Amnesty International continua a chiedere che Taner Kılıç, İdil Eser, Özlem Dalkıran and Günal Kurşun siano definitivamente assolti.
“Il tribunale ha la possibilità di porre fine a questa persecuzione per motivi politici. Il processo ha rovinato la vita di questi quattro difensori dei diritti umani e ha evidenziato la pericolosa natura del sistema giudiziario turco. Dopo quasi sei anni e senza uno straccio di prova presentato a sostegno delle assurde accuse nei loro confronti, è tempo di porre termine a questa farsa kafkiana”, ha dichiarato Nils Muižnieks, direttore di Amnesty International per l’Europa.
Taner Kılıç, arrestato nel giugno 2017, era rimasto in carcere 14 mesi. Nel giugno 2020 era stato condannato a sei anni e tre mesi per appartenenza a una “organizzazione terrorista”.
İdil Eser, Özlem Dalkıran e Günal Kurşun avevano trascorso oltre tre mesi in carcere, sempre nel 2017, per poi essere condannati a 25 mesi per “assistenza a un’organizzazione terrorista”.
Nel novembre 2022, la Corte di cassazione ha annullato le condanne: quella di Taner Kılıç in quanto l’indagine era risultata “incompleta”, le altre tre per “mancanza di prove”.
Lo scorso anno la Corte europea dei diritti umani ha stabilito che i diritti di Taner Kılıç alla libertà e alla sicurezza e il suo diritto alla libertà d’espressione erano stati violati durante il periodo di detenzione preventiva. Le autorità turche, secondo la Corte, non avevano “alcun ragionevole sospetto che Taner Kılıç avesse commesso un reato” per privarlo della sua libertà e uno dei tre giudici aveva chiesto l’assoluzione dell’imputato per mancanza di prove da parte della pubblica accusa.

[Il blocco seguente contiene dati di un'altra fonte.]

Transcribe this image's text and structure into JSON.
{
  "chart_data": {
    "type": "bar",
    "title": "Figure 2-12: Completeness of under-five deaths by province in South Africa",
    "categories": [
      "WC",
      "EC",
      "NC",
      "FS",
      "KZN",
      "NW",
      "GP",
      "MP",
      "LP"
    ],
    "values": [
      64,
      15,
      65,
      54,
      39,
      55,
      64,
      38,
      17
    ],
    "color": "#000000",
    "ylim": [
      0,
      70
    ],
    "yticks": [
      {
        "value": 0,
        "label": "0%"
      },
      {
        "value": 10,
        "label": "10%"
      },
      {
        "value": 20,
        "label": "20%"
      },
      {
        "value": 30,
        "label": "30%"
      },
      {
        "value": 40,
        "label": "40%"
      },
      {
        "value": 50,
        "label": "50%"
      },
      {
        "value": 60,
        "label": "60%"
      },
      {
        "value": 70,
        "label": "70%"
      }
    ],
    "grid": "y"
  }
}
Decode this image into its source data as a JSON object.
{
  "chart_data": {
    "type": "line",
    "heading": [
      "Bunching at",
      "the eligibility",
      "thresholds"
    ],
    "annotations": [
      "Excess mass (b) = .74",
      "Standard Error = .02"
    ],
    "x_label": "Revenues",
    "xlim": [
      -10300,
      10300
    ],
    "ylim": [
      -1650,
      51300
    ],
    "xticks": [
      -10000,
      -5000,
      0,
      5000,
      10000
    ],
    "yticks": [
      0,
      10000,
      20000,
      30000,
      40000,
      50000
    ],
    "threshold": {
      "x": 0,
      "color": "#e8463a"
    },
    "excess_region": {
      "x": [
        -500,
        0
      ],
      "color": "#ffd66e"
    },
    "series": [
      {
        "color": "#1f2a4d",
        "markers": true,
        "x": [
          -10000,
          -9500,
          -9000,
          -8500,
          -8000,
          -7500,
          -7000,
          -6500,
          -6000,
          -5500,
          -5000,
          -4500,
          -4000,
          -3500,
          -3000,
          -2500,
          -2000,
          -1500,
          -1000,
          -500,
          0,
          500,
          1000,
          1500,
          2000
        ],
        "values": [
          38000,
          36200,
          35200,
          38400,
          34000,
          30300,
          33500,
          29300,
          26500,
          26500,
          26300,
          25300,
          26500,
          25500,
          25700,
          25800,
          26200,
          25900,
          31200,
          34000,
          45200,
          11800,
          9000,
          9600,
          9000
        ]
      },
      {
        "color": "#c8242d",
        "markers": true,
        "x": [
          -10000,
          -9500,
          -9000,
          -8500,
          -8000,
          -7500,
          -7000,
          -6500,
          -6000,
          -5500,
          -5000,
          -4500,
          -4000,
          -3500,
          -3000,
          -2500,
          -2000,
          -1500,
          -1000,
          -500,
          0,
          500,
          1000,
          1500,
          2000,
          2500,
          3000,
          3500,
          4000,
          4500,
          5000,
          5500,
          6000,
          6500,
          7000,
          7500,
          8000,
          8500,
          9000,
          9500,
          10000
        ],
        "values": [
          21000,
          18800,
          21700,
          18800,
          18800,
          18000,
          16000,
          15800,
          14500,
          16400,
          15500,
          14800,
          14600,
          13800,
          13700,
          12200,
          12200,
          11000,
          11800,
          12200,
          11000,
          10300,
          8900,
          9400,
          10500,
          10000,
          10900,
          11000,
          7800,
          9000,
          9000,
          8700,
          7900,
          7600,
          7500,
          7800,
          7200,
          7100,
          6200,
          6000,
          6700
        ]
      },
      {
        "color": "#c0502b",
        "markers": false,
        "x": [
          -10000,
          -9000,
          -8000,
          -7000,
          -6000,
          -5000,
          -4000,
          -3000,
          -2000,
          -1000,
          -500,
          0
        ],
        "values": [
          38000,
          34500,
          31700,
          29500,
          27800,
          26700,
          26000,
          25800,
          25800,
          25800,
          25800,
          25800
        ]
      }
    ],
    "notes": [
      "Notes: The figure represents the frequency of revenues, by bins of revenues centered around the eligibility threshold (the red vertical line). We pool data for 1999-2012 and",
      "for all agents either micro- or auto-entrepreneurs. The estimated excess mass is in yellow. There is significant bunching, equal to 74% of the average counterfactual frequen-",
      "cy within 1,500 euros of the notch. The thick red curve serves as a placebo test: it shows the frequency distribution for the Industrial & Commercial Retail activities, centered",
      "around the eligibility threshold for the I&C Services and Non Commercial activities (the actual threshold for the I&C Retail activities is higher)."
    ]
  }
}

“Nel corso di 12 udienze del processo, ogni accusa nei confronti dei quattro difensori dei diritti umani si è rivelata ripetutamente e complessivamente priva di prove, anche negli stessi rapporti di polizia. Questi procedimenti giudiziari mostrano come i tribunali turchi siano diventati un’arma per ridurre al silenzio le voci critiche, nel contesto di una più ampia repressione dei diritti e delle libertà”, ha concluso Mužnieks.